Gilbert Fenouille, Imprimeur Linotypiste-typographe à Nice

Publié par Patrick Greiner-Calia  - Catégories :  #atelier d'artiste, #imprimerie typo, #estampe, #galerie virtuelle, #gravure taille-douce

Gilbert Fenouille, La Lino
Gilbert Fenouille, La Lino

Lorsque le client profane pousse la porte de LA LINO, 16 rue DEFLY à Nice, a-t-il conscience d’entrer dans l’une des dernières véritables, pures et respectables Imprimeries de France ? Pour le Sud - Est, en tout état de cause, c’est la dernière et la seule. Ce n’est ni un musée, ni une curiosité. Car ici, on travaille beaucoup.

Non pas à l’ancienne car cela n’aurait aucun sens. Ici, on imprime, au sens premier du terme. On imprime en relief sur le papier. On entre dans le papier. On presse l’encre sur ses fibres. On laisse une empreinte. Mais attention ! On doit caresser le papier et non pas le forcer, le fouler.

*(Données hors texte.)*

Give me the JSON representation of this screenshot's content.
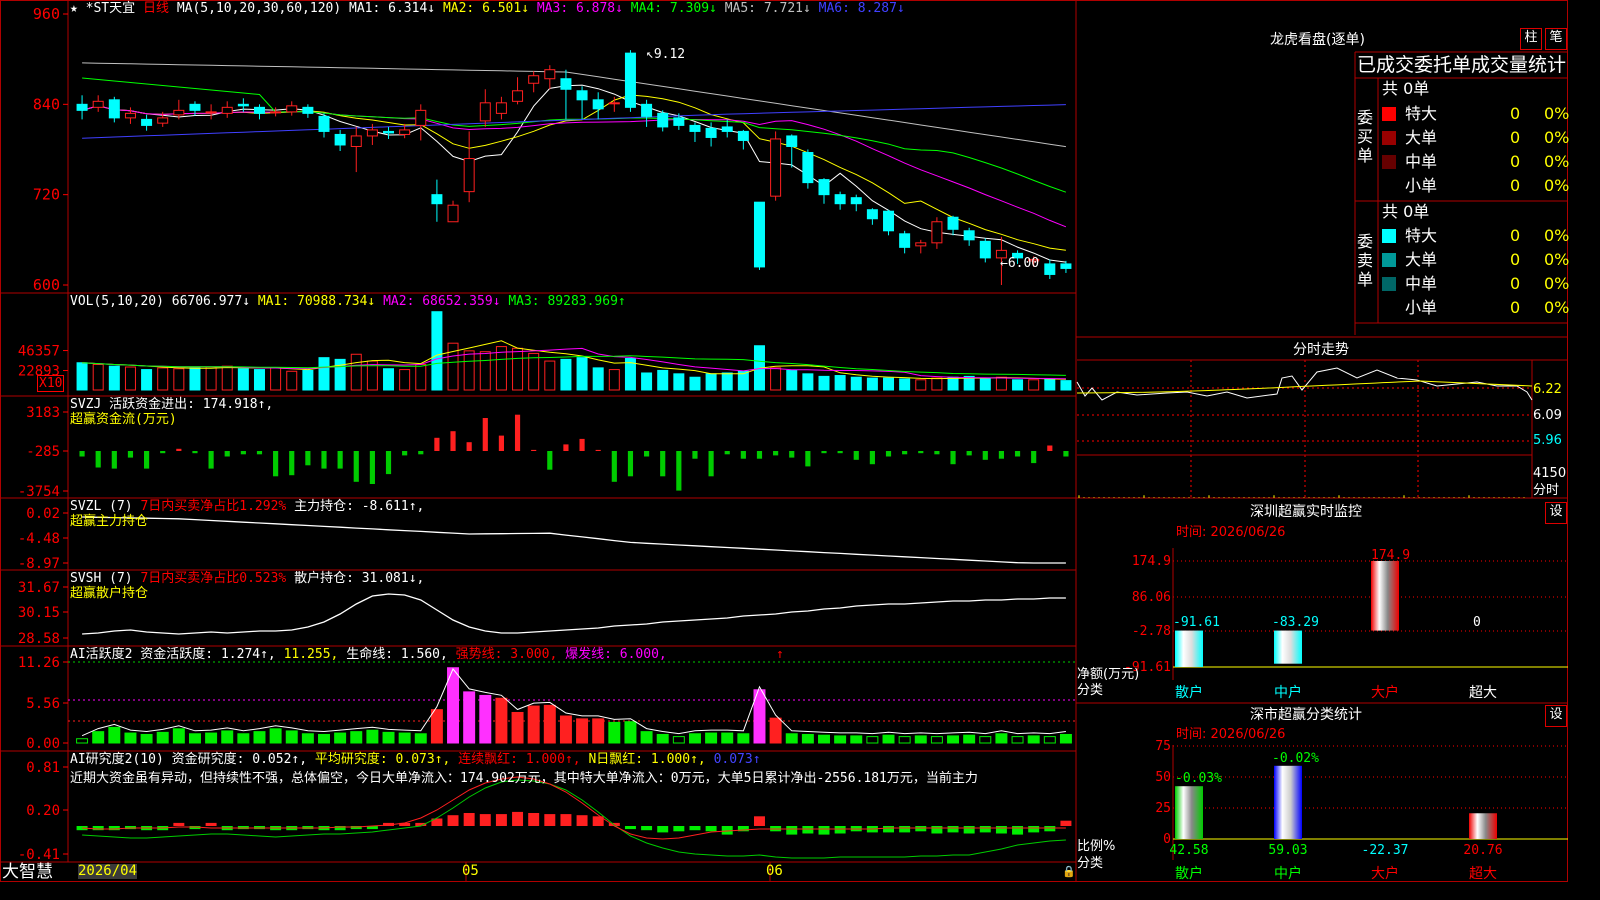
{
  "left_panel": {
    "pane1": {
      "title": "*ST天宜",
      "period": "日线",
      "ma_label": "MA(5,10,20,30,60,120)",
      "ma_values": [
        {
          "text": "MA1: 6.314↓",
          "color": "#ffffff"
        },
        {
          "text": "MA2: 6.501↓",
          "color": "#ffff00"
        },
        {
          "text": "MA3: 6.878↓",
          "color": "#ff00ff"
        },
        {
          "text": "MA4: 7.309↓",
          "color": "#00ff00"
        },
        {
          "text": "MA5: 7.721↓",
          "color": "#c0c0c0"
        },
        {
          "text": "MA6: 8.287↓",
          "color": "#4040ff"
        }
      ],
      "y_ticks": [
        "960",
        "840",
        "720",
        "600"
      ],
      "high_mark": "9.12",
      "low_mark": "6.00"
    },
    "pane2": {
      "label": "VOL(5,10,20)",
      "value": "66706.977↓",
      "ma_values": [
        {
          "text": "MA1: 70988.734↓",
          "color": "#ffff00"
        },
        {
          "text": "MA2: 68652.359↓",
          "color": "#ff00ff"
        },
        {
          "text": "MA3: 89283.969↑",
          "color": "#00ff00"
        }
      ],
      "y_ticks": [
        "46357",
        "22893"
      ],
      "unit": "X10"
    },
    "pane3": {
      "label": "SVZJ",
      "line1": "活跃资金进出: 174.918↑,",
      "line2": "超赢资金流(万元)",
      "y_ticks": [
        "3183",
        "-285",
        "-3754"
      ]
    },
    "pane4": {
      "label": "SVZL (7)",
      "part1": "7日内买卖净占比1.292%",
      "part2": "主力持仓: -8.611↑,",
      "line2": "超赢主力持仓",
      "y_ticks": [
        "0.02",
        "-4.48",
        "-8.97"
      ]
    },
    "pane5": {
      "label": "SVSH (7)",
      "part1": "7日内买卖净占比0.523%",
      "part2": "散户持仓: 31.081↓,",
      "line2": "超赢散户持仓",
      "y_ticks": [
        "31.67",
        "30.15",
        "28.58"
      ]
    },
    "pane6": {
      "label": "AI活跃度2 资金活跃度: 1.274↑,",
      "part1": "11.255,",
      "part2": "生命线: 1.560,",
      "part3": "强势线: 3.000,",
      "part4": "爆发线: 6.000,",
      "part5": "↑",
      "y_ticks": [
        "11.26",
        "5.56",
        "0.00"
      ]
    },
    "pane7": {
      "label": "AI研究度2(10) 资金研究度: 0.052↑,",
      "part1": "平均研究度: 0.073↑,",
      "part2": "连续飘红: 1.000↑,",
      "part3": "N日飘红: 1.000↑,",
      "part4": "0.073↑",
      "commentary": "近期大资金虽有异动，但持续性不强，总体偏空，今日大单净流入：174.902万元，其中特大单净流入：0万元，大单5日累计净出-2556.181万元，当前主力",
      "y_ticks": [
        "0.81",
        "0.20",
        "-0.41"
      ]
    },
    "xaxis": {
      "brand": "大智慧",
      "dates": [
        "2026/04",
        "05",
        "06"
      ]
    }
  },
  "right_panel": {
    "dragon": {
      "title": "龙虎看盘(逐单)",
      "btn_bar": "柱",
      "btn_pen": "笔",
      "header": "已成交委托单成交量统计",
      "buy_side_label": "委买单",
      "sell_side_label": "委卖单",
      "buy_total": "共 0单",
      "sell_total": "共 0单",
      "buy_rows": [
        {
          "name": "特大",
          "count": "0",
          "pct": "0%",
          "color": "#ff0000"
        },
        {
          "name": "大单",
          "count": "0",
          "pct": "0%",
          "color": "#990000"
        },
        {
          "name": "中单",
          "count": "0",
          "pct": "0%",
          "color": "#660000"
        },
        {
          "name": "小单",
          "count": "0",
          "pct": "0%",
          "color": "#000000"
        }
      ],
      "sell_rows": [
        {
          "name": "特大",
          "count": "0",
          "pct": "0%",
          "color": "#00ffff"
        },
        {
          "name": "大单",
          "count": "0",
          "pct": "0%",
          "color": "#009999"
        },
        {
          "name": "中单",
          "count": "0",
          "pct": "0%",
          "color": "#006666"
        },
        {
          "name": "小单",
          "count": "0",
          "pct": "0%",
          "color": "#000000"
        }
      ]
    },
    "intraday": {
      "title": "分时走势",
      "y_ticks": [
        "6.22",
        "6.09",
        "5.96",
        "4150",
        "分时"
      ]
    },
    "monitor": {
      "title": "深圳超赢实时监控",
      "btn": "设",
      "time_label": "时间: 2026/06/26",
      "y_ticks": [
        "174.9",
        "86.06",
        "-2.78",
        "-91.61"
      ],
      "y_caption": "净额(万元)",
      "x_caption": "分类",
      "categories": [
        "散户",
        "中户",
        "大户",
        "超大"
      ],
      "values": [
        -91.61,
        -83.29,
        174.9,
        0
      ],
      "value_labels": [
        "-91.61",
        "-83.29",
        "174.9",
        "0"
      ]
    },
    "classify": {
      "title": "深市超赢分类统计",
      "btn": "设",
      "time_label": "时间: 2026/06/26",
      "y_ticks": [
        "75",
        "50",
        "25",
        "0"
      ],
      "y_caption": "比例%",
      "x_caption": "分类",
      "categories": [
        "散户",
        "中户",
        "大户",
        "超大"
      ],
      "values": [
        42.58,
        59.03,
        -22.37,
        20.76
      ],
      "value_labels": [
        "42.58",
        "59.03",
        "-22.37",
        "20.76"
      ],
      "top_labels": [
        "-0.03%",
        "-0.02%"
      ]
    }
  },
  "chart_data": {
    "type": "candlestick",
    "series": [
      {
        "name": "K",
        "values": [
          [
            8.4,
            8.32,
            8.52,
            8.2
          ],
          [
            8.36,
            8.44,
            8.52,
            8.3
          ],
          [
            8.46,
            8.22,
            8.5,
            8.16
          ],
          [
            8.22,
            8.28,
            8.36,
            8.14
          ],
          [
            8.2,
            8.12,
            8.26,
            8.05
          ],
          [
            8.15,
            8.22,
            8.3,
            8.1
          ],
          [
            8.26,
            8.32,
            8.46,
            8.2
          ],
          [
            8.4,
            8.32,
            8.44,
            8.25
          ],
          [
            8.3,
            8.3,
            8.4,
            8.2
          ],
          [
            8.28,
            8.36,
            8.44,
            8.22
          ],
          [
            8.4,
            8.38,
            8.48,
            8.3
          ],
          [
            8.36,
            8.28,
            8.4,
            8.2
          ],
          [
            8.3,
            8.3,
            8.36,
            8.24
          ],
          [
            8.3,
            8.38,
            8.44,
            8.25
          ],
          [
            8.36,
            8.28,
            8.4,
            8.22
          ],
          [
            8.24,
            8.04,
            8.28,
            7.96
          ],
          [
            8.0,
            7.86,
            8.06,
            7.78
          ],
          [
            7.84,
            7.98,
            8.1,
            7.5
          ],
          [
            7.98,
            8.06,
            8.14,
            7.86
          ],
          [
            8.04,
            8.02,
            8.1,
            7.94
          ],
          [
            8.0,
            8.06,
            8.14,
            7.95
          ],
          [
            8.12,
            8.32,
            8.4,
            7.92
          ],
          [
            7.2,
            7.08,
            7.4,
            6.84
          ],
          [
            6.84,
            7.06,
            7.12,
            6.84
          ],
          [
            7.24,
            7.68,
            8.04,
            7.1
          ],
          [
            8.18,
            8.42,
            8.6,
            8.1
          ],
          [
            8.28,
            8.42,
            8.5,
            8.2
          ],
          [
            8.44,
            8.58,
            8.76,
            8.4
          ],
          [
            8.68,
            8.78,
            8.84,
            8.56
          ],
          [
            8.74,
            8.86,
            8.92,
            8.6
          ],
          [
            8.74,
            8.6,
            8.86,
            8.2
          ],
          [
            8.58,
            8.46,
            8.64,
            8.2
          ],
          [
            8.46,
            8.34,
            8.56,
            8.2
          ],
          [
            8.42,
            8.42,
            8.5,
            8.3
          ],
          [
            9.08,
            8.36,
            9.12,
            8.3
          ],
          [
            8.4,
            8.24,
            8.46,
            8.1
          ],
          [
            8.28,
            8.1,
            8.32,
            8.04
          ],
          [
            8.22,
            8.12,
            8.28,
            8.06
          ],
          [
            8.12,
            8.04,
            8.16,
            7.9
          ],
          [
            8.08,
            7.96,
            8.16,
            7.84
          ],
          [
            8.1,
            8.04,
            8.2,
            7.96
          ],
          [
            8.04,
            7.92,
            8.06,
            7.8
          ],
          [
            7.1,
            6.24,
            7.1,
            6.2
          ],
          [
            7.18,
            7.94,
            8.04,
            7.12
          ],
          [
            7.98,
            7.84,
            8.0,
            7.56
          ],
          [
            7.76,
            7.36,
            7.8,
            7.28
          ],
          [
            7.4,
            7.2,
            7.42,
            7.08
          ],
          [
            7.2,
            7.08,
            7.24,
            7.0
          ],
          [
            7.16,
            7.08,
            7.2,
            6.98
          ],
          [
            7.0,
            6.88,
            7.02,
            6.8
          ],
          [
            6.98,
            6.72,
            7.0,
            6.66
          ],
          [
            6.68,
            6.5,
            6.72,
            6.42
          ],
          [
            6.52,
            6.56,
            6.6,
            6.42
          ],
          [
            6.56,
            6.84,
            6.9,
            6.48
          ],
          [
            6.9,
            6.74,
            6.92,
            6.66
          ],
          [
            6.72,
            6.6,
            6.76,
            6.52
          ],
          [
            6.58,
            6.36,
            6.62,
            6.3
          ],
          [
            6.36,
            6.46,
            6.64,
            6.0
          ],
          [
            6.42,
            6.36,
            6.46,
            6.28
          ],
          [
            6.32,
            6.34,
            6.38,
            6.24
          ],
          [
            6.28,
            6.14,
            6.34,
            6.08
          ],
          [
            6.28,
            6.22,
            6.32,
            6.16
          ]
        ]
      }
    ],
    "x": [
      "2026/04",
      "05",
      "06"
    ],
    "ylim": [
      5.96,
      9.6
    ],
    "vol": [
      3.2,
      3.0,
      2.8,
      2.7,
      2.4,
      2.6,
      2.5,
      2.6,
      2.7,
      2.8,
      2.5,
      2.4,
      2.6,
      2.2,
      2.3,
      3.8,
      3.6,
      4.2,
      3.4,
      2.5,
      2.4,
      3.0,
      9.2,
      5.5,
      4.6,
      4.5,
      5.1,
      4.9,
      4.3,
      3.4,
      3.6,
      3.8,
      2.6,
      2.4,
      3.7,
      2.0,
      2.3,
      1.9,
      1.5,
      1.9,
      2.0,
      2.2,
      5.2,
      2.6,
      2.3,
      1.9,
      1.6,
      1.7,
      1.5,
      1.4,
      1.4,
      1.3,
      1.2,
      1.4,
      1.5,
      1.6,
      1.3,
      1.5,
      1.2,
      1.2,
      1.3,
      1.1
    ]
  }
}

Chaque conducteur de presse à imprimer possède ses secrets. Il faut doser ces énormes pressions qui s’exercent sur un matériau si fragile, parfois si fin qu’il en devient translucide. Il faut savoir habiller la forme imprimante pour obtenir le résultat parfait. Un calage, une mise, tout cela demande beaucoup de patience et de perfectionnisme.

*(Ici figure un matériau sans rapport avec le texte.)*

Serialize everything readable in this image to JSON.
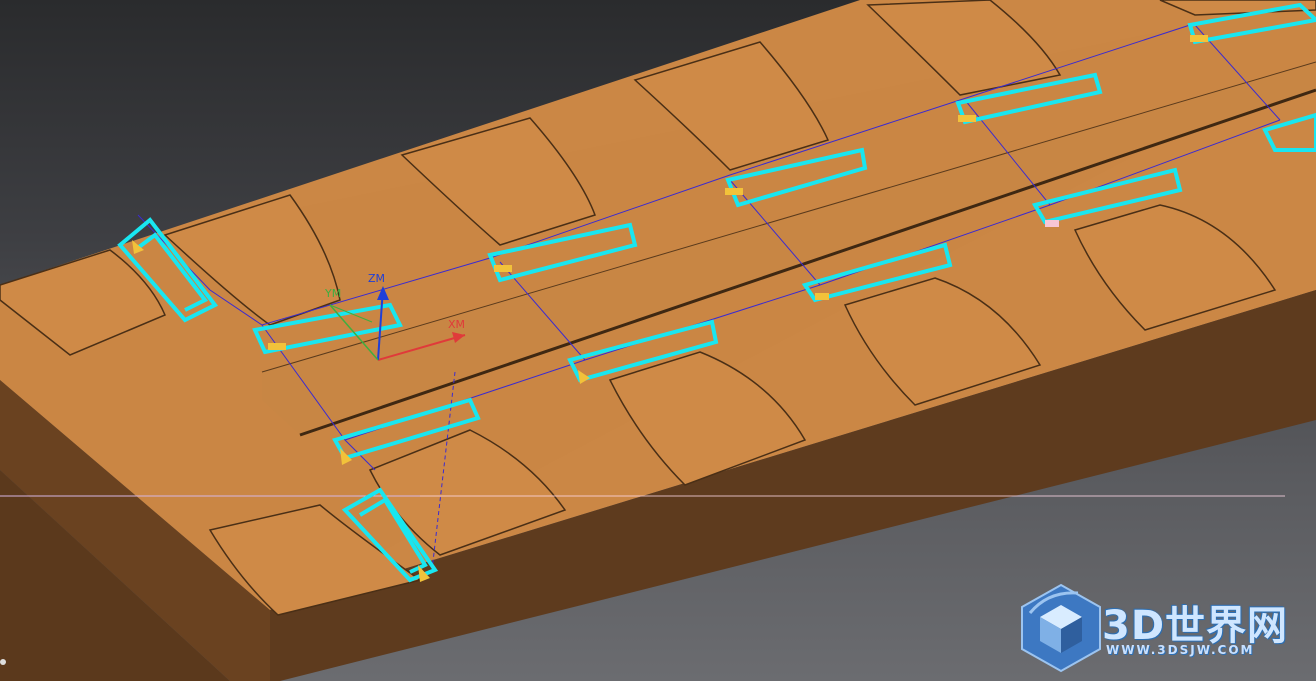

Ici, on travaille dans le plus pur respect de la tradition typographique, celle du savoir acquis après un long apprentissage et de l’expérience et des règles transmises par les anciens Maîtres Imprimeurs, depuis 1452, date de la première impression de La Bible appelée B42, c’est-à-dire à 42 lignes de texte, par Johannes GUTENBERG.

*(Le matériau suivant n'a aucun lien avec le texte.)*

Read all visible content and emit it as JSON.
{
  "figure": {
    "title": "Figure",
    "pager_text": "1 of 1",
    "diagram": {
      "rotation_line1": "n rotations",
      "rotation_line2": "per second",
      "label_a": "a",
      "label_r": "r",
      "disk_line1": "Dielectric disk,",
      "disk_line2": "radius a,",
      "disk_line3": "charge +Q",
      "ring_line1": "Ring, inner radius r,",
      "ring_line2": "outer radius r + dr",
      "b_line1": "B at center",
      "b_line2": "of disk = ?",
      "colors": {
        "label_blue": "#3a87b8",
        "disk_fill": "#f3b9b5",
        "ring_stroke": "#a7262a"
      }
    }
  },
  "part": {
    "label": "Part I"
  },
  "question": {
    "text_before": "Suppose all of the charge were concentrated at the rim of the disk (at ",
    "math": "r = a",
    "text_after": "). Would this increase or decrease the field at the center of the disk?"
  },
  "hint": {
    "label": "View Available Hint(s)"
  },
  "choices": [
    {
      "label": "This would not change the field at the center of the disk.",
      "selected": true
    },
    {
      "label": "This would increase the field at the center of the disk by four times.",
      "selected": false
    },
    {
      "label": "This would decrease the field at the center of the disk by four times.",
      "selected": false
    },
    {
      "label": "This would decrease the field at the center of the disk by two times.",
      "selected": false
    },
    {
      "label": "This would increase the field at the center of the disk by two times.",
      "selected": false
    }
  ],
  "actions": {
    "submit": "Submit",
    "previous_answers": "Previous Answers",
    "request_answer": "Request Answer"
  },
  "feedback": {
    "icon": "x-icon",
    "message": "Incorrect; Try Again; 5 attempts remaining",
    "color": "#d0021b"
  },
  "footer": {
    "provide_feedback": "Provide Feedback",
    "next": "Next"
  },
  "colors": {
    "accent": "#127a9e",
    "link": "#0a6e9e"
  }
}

Il faut admirer l’habileté de ces mains qui font cliqueter, on pourrait même dire « chanter » la LINOTYPE, véritable monstre mécanique au fonctionnement mystérieux, compliqué mais magique, car de son cycle de travail, il accouchera en douceur d’une ligne de texte, fondue en un seul bloc, fin, fragile mais plein de sens.

Ces mains, qui fascinent par ce geste sûr, régulier, fulgurant, qui viennent pomper lettre par lettre, d’une casse posée sur la plan de travail jusqu’au composteur qui servira à calibrer la ligne de texte : un titre en caractère romain (droit) ou italique (incliné), en gras ou en maigre, un faire-part en anglaises (lettres enlacées, inclinées noblement, comme dessinées par une plume d’oie), une tête de lettre.

Ce ne sont pas des mains d’un technicien qui s’agitent par automatisme mais celles d’un Initié créant son œuvre. Vous venez de quitter, hypnotisés par ces gestes savants, le monde de l’artisanat pour celui de l’Art.

Voilà ! En poussant la porte de LA LINO, vous venez de changer de Monde. Vous entrez dans l’Atelier. Une odeur enivrante flotte dans l’air. Mélange de fragrances où se mêlent l’encre, le papier, le bois, les solvants, le plomb.

Alors, s’avance le Maître des lieux, Gilbert FENOUILLE, qui vous accueille d’un lumineux et franc sourire. Il vous prévient tout de suite : « je n’ai pas trop le temps… Beaucoup de travail à terminer…». Mais dès qu’il est question d’Imprimerie, de son Atelier, de ses Travaux, son regard pétille. Il devient intarissable. C’est un grand passionné passionnant !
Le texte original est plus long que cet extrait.